Baby showers for grown-ups

Does having only one game — and more coffee than champagne — mean our blogger Tenille is genteel or just old?

Tenille’s baby shower was more of a modest tea party than a big blowout.

Baby showers and I have never enjoyed what could be called a harmonious relationship. That’s partly because I haven’t attended all that many of them — my extended family is scattered, and most of my friends didn’t reproduce until some silent alarm went off five years ago, and everyone got racing — and partly because I have not, until now, been pregnant.

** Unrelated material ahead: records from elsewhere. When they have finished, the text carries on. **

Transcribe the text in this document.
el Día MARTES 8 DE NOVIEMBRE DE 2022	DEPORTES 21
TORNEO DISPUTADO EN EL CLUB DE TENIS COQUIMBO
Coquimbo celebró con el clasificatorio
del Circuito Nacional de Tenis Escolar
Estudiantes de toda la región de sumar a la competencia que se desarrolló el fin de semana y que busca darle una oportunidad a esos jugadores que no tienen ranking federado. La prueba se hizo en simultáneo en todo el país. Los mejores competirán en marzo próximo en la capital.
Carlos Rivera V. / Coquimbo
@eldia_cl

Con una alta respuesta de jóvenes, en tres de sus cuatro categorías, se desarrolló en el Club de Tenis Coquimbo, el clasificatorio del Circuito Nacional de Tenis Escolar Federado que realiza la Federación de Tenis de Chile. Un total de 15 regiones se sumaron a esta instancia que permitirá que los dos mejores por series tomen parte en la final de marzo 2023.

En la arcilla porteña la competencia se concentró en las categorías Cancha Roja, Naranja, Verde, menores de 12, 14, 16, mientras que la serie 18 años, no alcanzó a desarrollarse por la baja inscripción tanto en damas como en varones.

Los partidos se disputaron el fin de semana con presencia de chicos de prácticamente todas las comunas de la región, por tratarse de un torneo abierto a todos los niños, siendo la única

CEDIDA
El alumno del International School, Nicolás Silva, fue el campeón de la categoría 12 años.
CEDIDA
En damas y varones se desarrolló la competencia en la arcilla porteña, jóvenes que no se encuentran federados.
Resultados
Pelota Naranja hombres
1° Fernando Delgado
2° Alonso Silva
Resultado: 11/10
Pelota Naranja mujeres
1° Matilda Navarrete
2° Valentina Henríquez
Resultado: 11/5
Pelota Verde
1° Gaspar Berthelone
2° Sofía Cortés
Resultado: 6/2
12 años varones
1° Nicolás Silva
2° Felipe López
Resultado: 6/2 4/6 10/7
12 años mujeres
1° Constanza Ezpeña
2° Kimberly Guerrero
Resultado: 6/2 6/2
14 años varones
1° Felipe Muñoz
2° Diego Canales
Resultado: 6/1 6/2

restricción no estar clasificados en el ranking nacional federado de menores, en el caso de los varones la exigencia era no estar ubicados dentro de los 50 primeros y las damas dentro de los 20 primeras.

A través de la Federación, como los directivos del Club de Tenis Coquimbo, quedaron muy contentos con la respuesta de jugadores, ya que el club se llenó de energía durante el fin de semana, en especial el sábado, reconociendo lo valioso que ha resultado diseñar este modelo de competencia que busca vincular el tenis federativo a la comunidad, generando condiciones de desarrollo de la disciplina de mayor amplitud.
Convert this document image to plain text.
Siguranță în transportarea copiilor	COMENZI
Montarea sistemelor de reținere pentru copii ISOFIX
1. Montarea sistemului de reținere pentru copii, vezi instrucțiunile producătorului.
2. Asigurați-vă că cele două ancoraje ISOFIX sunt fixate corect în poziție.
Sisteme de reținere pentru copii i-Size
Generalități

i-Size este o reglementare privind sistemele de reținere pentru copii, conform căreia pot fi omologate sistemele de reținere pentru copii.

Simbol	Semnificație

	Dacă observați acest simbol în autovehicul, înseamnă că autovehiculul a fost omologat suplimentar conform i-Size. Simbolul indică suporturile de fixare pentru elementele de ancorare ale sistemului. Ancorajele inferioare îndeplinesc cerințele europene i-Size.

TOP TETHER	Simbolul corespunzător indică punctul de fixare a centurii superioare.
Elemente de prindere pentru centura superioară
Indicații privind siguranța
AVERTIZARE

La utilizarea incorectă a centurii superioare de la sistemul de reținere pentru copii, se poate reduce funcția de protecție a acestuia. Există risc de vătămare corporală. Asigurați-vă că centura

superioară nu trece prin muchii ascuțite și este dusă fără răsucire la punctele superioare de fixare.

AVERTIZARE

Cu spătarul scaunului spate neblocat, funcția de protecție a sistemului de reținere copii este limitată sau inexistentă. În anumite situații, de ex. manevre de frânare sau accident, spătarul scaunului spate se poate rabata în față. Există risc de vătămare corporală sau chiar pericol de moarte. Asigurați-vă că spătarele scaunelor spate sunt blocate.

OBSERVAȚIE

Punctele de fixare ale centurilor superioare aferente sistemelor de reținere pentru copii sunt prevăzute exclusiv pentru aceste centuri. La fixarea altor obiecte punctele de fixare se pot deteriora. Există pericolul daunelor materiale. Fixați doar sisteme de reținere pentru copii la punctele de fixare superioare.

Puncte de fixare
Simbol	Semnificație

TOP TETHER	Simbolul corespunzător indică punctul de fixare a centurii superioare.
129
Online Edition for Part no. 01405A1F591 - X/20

Up to now, my typical experience with baby showers goes something like this:

  1. Arrive with a generous and thoughtful gift, then realize said gift is measly and embarrassing compared to the bounty everyone else has brought.
  2. Open first bottle of champagne and toast the mum-to-be. Guzzle. Refill glass.
  3. Sit among group of relative strangers as they share graphic birthing tales.
  4. Drink more champagne. Refill glass.
  5. Play one of the following games: Guess the Mystery Baby Food; Blindfolded Spoon-feeding; and the dreaded Steal The Peg, in which if you say certain forbidden words, the pegs attached to your person are fair game for others to steal.
  6. Realize no one else is drinking champagne. Finish bottle, and offer to take second bottle home. Bubbles shouldn’t be wasted, after all.

Needless to say, when my gal pal in Toronto recently offered to host a baby shower, my gracious acceptance came with a modicum of concern. Was I going to jump the shark and become one of those women?

After a quick chat, we agreed to keep the affair modest: 10 people in total and only one game (which I requested not involve baby food, blindfolds or pegs).

When it came down to it, all I really wanted to do was to spend a few hours with some good friends before I disappear under a rock for the summer.

Yes, there was a lot of baby talk. And yes, I recognized the pained looks on the faces of my non-parenting friends as they busily guzzled champagne. But it was delightful (if rendered rather sedate by the fact that the strongest thing most of us were drinking was caffeinated coffee). We laughed, chatted, traded advice, and talked business and pleasure as much as parenting.

Does that make me boring, or just a grown-up? Probably both. Perhaps that’s just the way of things when you’re pregnant in your 30s. Still, there’s nothing sad about being genteel.

One day I might even convince my kids that I was always that classy. (Just don’t tell them about those take-home bottles of champers from all those earlier showers, OK?)